Au bout de sept semaines, Peythroppe et les trois hommes revinrent du Radjputana.
Peythroppe était endurci, raffermi, assez blanc, et plus maître que jamais de lui-même.
Un des trois hommes avait sur le nez une coupure, produite par le recul d’un fusil.
Les fusils de douze ont un recul assez curieux.
Alors le lieutenant honoraire Castries se présenta, assoiffé du sang de son perfide gendre, qui n’avait pas voulu l’être.
Il tint des propos—des propos vulgaires «impossibles»—où perçait l’être sans éducation, sorti des rangs, et devenu un honoraire.
Je m’imagine qu’alors les yeux de Peythroppe se dessillèrent.
Quoi qu’il en soit, il garda son calme jusqu’à la fin, et dit alors quelques mots d’un ton bref.
Le lieutenant honoraire Castries ne cherchait qu’un «clou» pour accrocher son parti de mourir ou d’intenter un procès pour rupture de promesse.
Miss Castries était une excellente fille. Elle déclara qu’elle ne voulait point d’un procès pour rupture d’engagement.
Elle dit que si elle n’était point une dame, elle était assez civilisée pour savoir que les dames gardaient le secret de leur cœur brisé, et comme elle gouvernait ses parents, la chose n’eut pas de suites.
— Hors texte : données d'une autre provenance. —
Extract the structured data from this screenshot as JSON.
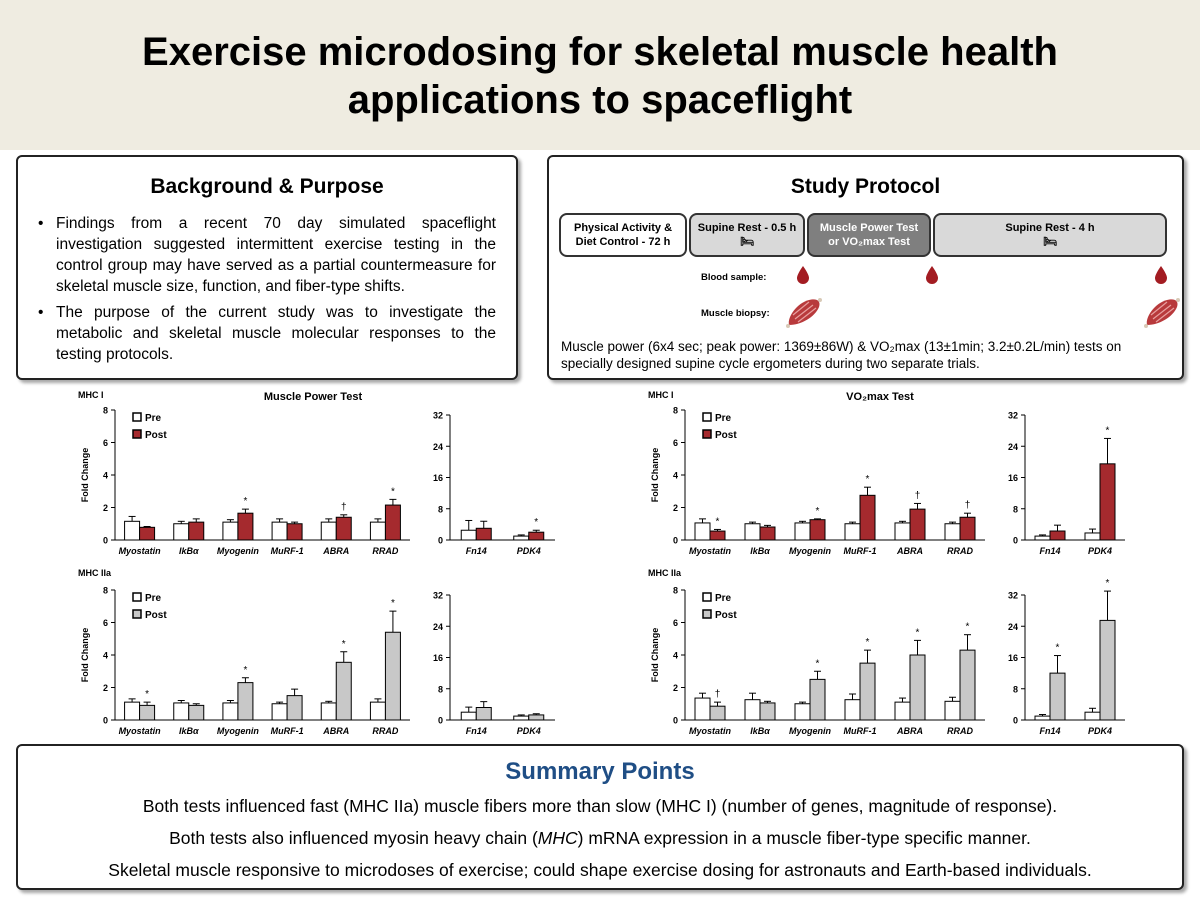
{
  "title": {
    "line1": "Exercise microdosing for skeletal muscle health",
    "line2": "applications to spaceflight"
  },
  "background": {
    "heading": "Background & Purpose",
    "bullets": [
      "Findings from a recent 70 day simulated spaceflight investigation suggested intermittent exercise testing in the control group may have served as a partial countermeasure for skeletal muscle size, function, and fiber-type shifts.",
      "The purpose of the current study was to investigate the metabolic and skeletal muscle molecular responses to the testing protocols."
    ]
  },
  "protocol": {
    "heading": "Study Protocol",
    "stages": [
      {
        "line1": "Physical Activity &",
        "line2": "Diet Control - 72 h",
        "fill": "#ffffff",
        "text_color": "#000000",
        "bed": false
      },
      {
        "line1": "Supine Rest - 0.5 h",
        "line2": "",
        "fill": "#d9d9d9",
        "text_color": "#000000",
        "bed": true
      },
      {
        "line1": "Muscle Power Test",
        "line2": "or VO₂max Test",
        "fill": "#7f7f7f",
        "text_color": "#ffffff",
        "bed": false
      },
      {
        "line1": "Supine Rest - 4 h",
        "line2": "",
        "fill": "#d9d9d9",
        "text_color": "#000000",
        "bed": true
      }
    ],
    "blood_label": "Blood sample:",
    "biopsy_label": "Muscle biopsy:",
    "note": "Muscle power (6x4 sec; peak power: 1369±86W) & VO₂max (13±1min; 3.2±0.2L/min) tests on specially designed supine cycle ergometers during two separate trials.",
    "blood_color": "#a31c22",
    "muscle_color": "#b83a3c"
  },
  "summary": {
    "heading": "Summary Points",
    "points": [
      "Both tests influenced fast (MHC IIa) muscle fibers more than slow (MHC I) (number of genes, magnitude of response).",
      "Both tests also influenced myosin heavy chain (MHC) mRNA expression in a muscle fiber-type specific manner.",
      "Skeletal muscle responsive to microdoses of exercise; could shape exercise dosing for astronauts and Earth-based individuals."
    ]
  },
  "chart_data": [
    {
      "type": "bar",
      "title": "Muscle Power Test",
      "panel_label": "MHC I",
      "ylabel": "Fold Change",
      "ylim": [
        0,
        8
      ],
      "yticks": [
        0,
        2,
        4,
        6,
        8
      ],
      "categories": [
        "Myostatin",
        "IkBα",
        "Myogenin",
        "MuRF-1",
        "ABRA",
        "RRAD"
      ],
      "series": [
        {
          "name": "Pre",
          "color": "#ffffff",
          "values": [
            1.15,
            1.0,
            1.1,
            1.1,
            1.1,
            1.1
          ],
          "errors": [
            0.3,
            0.15,
            0.15,
            0.2,
            0.2,
            0.2
          ]
        },
        {
          "name": "Post",
          "color": "#a52a2e",
          "values": [
            0.78,
            1.1,
            1.65,
            1.0,
            1.4,
            2.15
          ],
          "errors": [
            0.05,
            0.2,
            0.25,
            0.1,
            0.15,
            0.35
          ]
        }
      ],
      "markers": [
        "",
        "",
        "*",
        "",
        "†",
        "*"
      ],
      "legend": "top-left"
    },
    {
      "type": "bar",
      "title": "",
      "ylabel": "",
      "ylim": [
        0,
        32
      ],
      "yticks": [
        0,
        8,
        16,
        24,
        32
      ],
      "categories": [
        "Fn14",
        "PDK4"
      ],
      "series": [
        {
          "name": "Pre",
          "color": "#ffffff",
          "values": [
            2.5,
            1.0
          ],
          "errors": [
            2.5,
            0.3
          ]
        },
        {
          "name": "Post",
          "color": "#a52a2e",
          "values": [
            3.0,
            2.0
          ],
          "errors": [
            1.8,
            0.5
          ]
        }
      ],
      "markers": [
        "",
        "*"
      ]
    },
    {
      "type": "bar",
      "title": "",
      "panel_label": "MHC IIa",
      "ylabel": "Fold Change",
      "ylim": [
        0,
        8
      ],
      "yticks": [
        0,
        2,
        4,
        6,
        8
      ],
      "categories": [
        "Myostatin",
        "IkBα",
        "Myogenin",
        "MuRF-1",
        "ABRA",
        "RRAD"
      ],
      "series": [
        {
          "name": "Pre",
          "color": "#ffffff",
          "values": [
            1.1,
            1.05,
            1.05,
            1.0,
            1.05,
            1.1
          ],
          "errors": [
            0.2,
            0.15,
            0.15,
            0.1,
            0.1,
            0.2
          ]
        },
        {
          "name": "Post",
          "color": "#c8c8c8",
          "values": [
            0.9,
            0.9,
            2.3,
            1.5,
            3.55,
            5.4
          ],
          "errors": [
            0.2,
            0.1,
            0.3,
            0.4,
            0.65,
            1.3
          ]
        }
      ],
      "markers": [
        "*",
        "",
        "*",
        "",
        "*",
        "*"
      ],
      "legend": "top-left"
    },
    {
      "type": "bar",
      "title": "",
      "ylabel": "",
      "ylim": [
        0,
        32
      ],
      "yticks": [
        0,
        8,
        16,
        24,
        32
      ],
      "categories": [
        "Fn14",
        "PDK4"
      ],
      "series": [
        {
          "name": "Pre",
          "color": "#ffffff",
          "values": [
            2.0,
            1.0
          ],
          "errors": [
            1.3,
            0.3
          ]
        },
        {
          "name": "Post",
          "color": "#c8c8c8",
          "values": [
            3.2,
            1.3
          ],
          "errors": [
            1.5,
            0.3
          ]
        }
      ],
      "markers": [
        "",
        ""
      ]
    },
    {
      "type": "bar",
      "title": "VO₂max Test",
      "panel_label": "MHC I",
      "ylabel": "Fold Change",
      "ylim": [
        0,
        8
      ],
      "yticks": [
        0,
        2,
        4,
        6,
        8
      ],
      "categories": [
        "Myostatin",
        "IkBα",
        "Myogenin",
        "MuRF-1",
        "ABRA",
        "RRAD"
      ],
      "series": [
        {
          "name": "Pre",
          "color": "#ffffff",
          "values": [
            1.05,
            1.0,
            1.05,
            1.0,
            1.05,
            1.0
          ],
          "errors": [
            0.25,
            0.1,
            0.1,
            0.1,
            0.1,
            0.1
          ]
        },
        {
          "name": "Post",
          "color": "#a52a2e",
          "values": [
            0.55,
            0.8,
            1.25,
            2.75,
            1.9,
            1.4
          ],
          "errors": [
            0.1,
            0.1,
            0.05,
            0.5,
            0.35,
            0.25
          ]
        }
      ],
      "markers": [
        "*",
        "",
        "*",
        "*",
        "†",
        "†"
      ],
      "legend": "top-left"
    },
    {
      "type": "bar",
      "title": "",
      "ylabel": "",
      "ylim": [
        0,
        32
      ],
      "yticks": [
        0,
        8,
        16,
        24,
        32
      ],
      "categories": [
        "Fn14",
        "PDK4"
      ],
      "series": [
        {
          "name": "Pre",
          "color": "#ffffff",
          "values": [
            1.0,
            1.8
          ],
          "errors": [
            0.3,
            1.0
          ]
        },
        {
          "name": "Post",
          "color": "#a52a2e",
          "values": [
            2.3,
            19.5
          ],
          "errors": [
            1.5,
            6.5
          ]
        }
      ],
      "markers": [
        "",
        "*"
      ]
    },
    {
      "type": "bar",
      "title": "",
      "panel_label": "MHC IIa",
      "ylabel": "Fold Change",
      "ylim": [
        0,
        8
      ],
      "yticks": [
        0,
        2,
        4,
        6,
        8
      ],
      "categories": [
        "Myostatin",
        "IkBα",
        "Myogenin",
        "MuRF-1",
        "ABRA",
        "RRAD"
      ],
      "series": [
        {
          "name": "Pre",
          "color": "#ffffff",
          "values": [
            1.35,
            1.25,
            1.0,
            1.25,
            1.1,
            1.15
          ],
          "errors": [
            0.3,
            0.4,
            0.1,
            0.35,
            0.25,
            0.25
          ]
        },
        {
          "name": "Post",
          "color": "#c8c8c8",
          "values": [
            0.85,
            1.05,
            2.5,
            3.5,
            4.0,
            4.3
          ],
          "errors": [
            0.25,
            0.1,
            0.5,
            0.8,
            0.9,
            0.95
          ]
        }
      ],
      "markers": [
        "†",
        "",
        "*",
        "*",
        "*",
        "*"
      ],
      "legend": "top-left"
    },
    {
      "type": "bar",
      "title": "",
      "ylabel": "",
      "ylim": [
        0,
        32
      ],
      "yticks": [
        0,
        8,
        16,
        24,
        32
      ],
      "categories": [
        "Fn14",
        "PDK4"
      ],
      "series": [
        {
          "name": "Pre",
          "color": "#ffffff",
          "values": [
            1.0,
            2.0
          ],
          "errors": [
            0.4,
            1.0
          ]
        },
        {
          "name": "Post",
          "color": "#c8c8c8",
          "values": [
            12.0,
            25.5
          ],
          "errors": [
            4.5,
            7.5
          ]
        }
      ],
      "markers": [
        "*",
        "*"
      ]
    }
  ]
}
Plus tard, elle épousa un personnage très honorable et très distingué.
Il voyageait pour le compte d’une entreprenante maison de Calcutta, et il avait tout ce qu’il faut pour faire le meilleur des maris.
En conséquence, Peythroppe rentra dans son état d’esprit ordinaire. Il travailla beaucoup et fut estimé de tous ceux qui le connaissaient.
Un de ces jours, il se mariera, mais il épousera une charmante jeune fille blanche et rose, qui se trouvera sur la liste des personnes qu’on invite au palais du gouvernement, qui aura un peu d’argent et quelques parents influents, ainsi que doit faire tout homme prudent.
Et jamais de sa vie il ne lui racontera ce qui s’est passé pendant sa partie de chasse de sept semaines dans le Radjputana.
Mais songez donc à ce qu’il a fallu de peines et de dépenses,—car la location d’un chameau coûte cher, et ces animaux de la race Bikaneer mangeaient comme des hommes; et tout cela aurait été économisé s’il avait existé un ministère des mariages, bien dirigé, sous le contrôle du directeur de l’instruction publique, mais correspondant directement avec le vice-roi.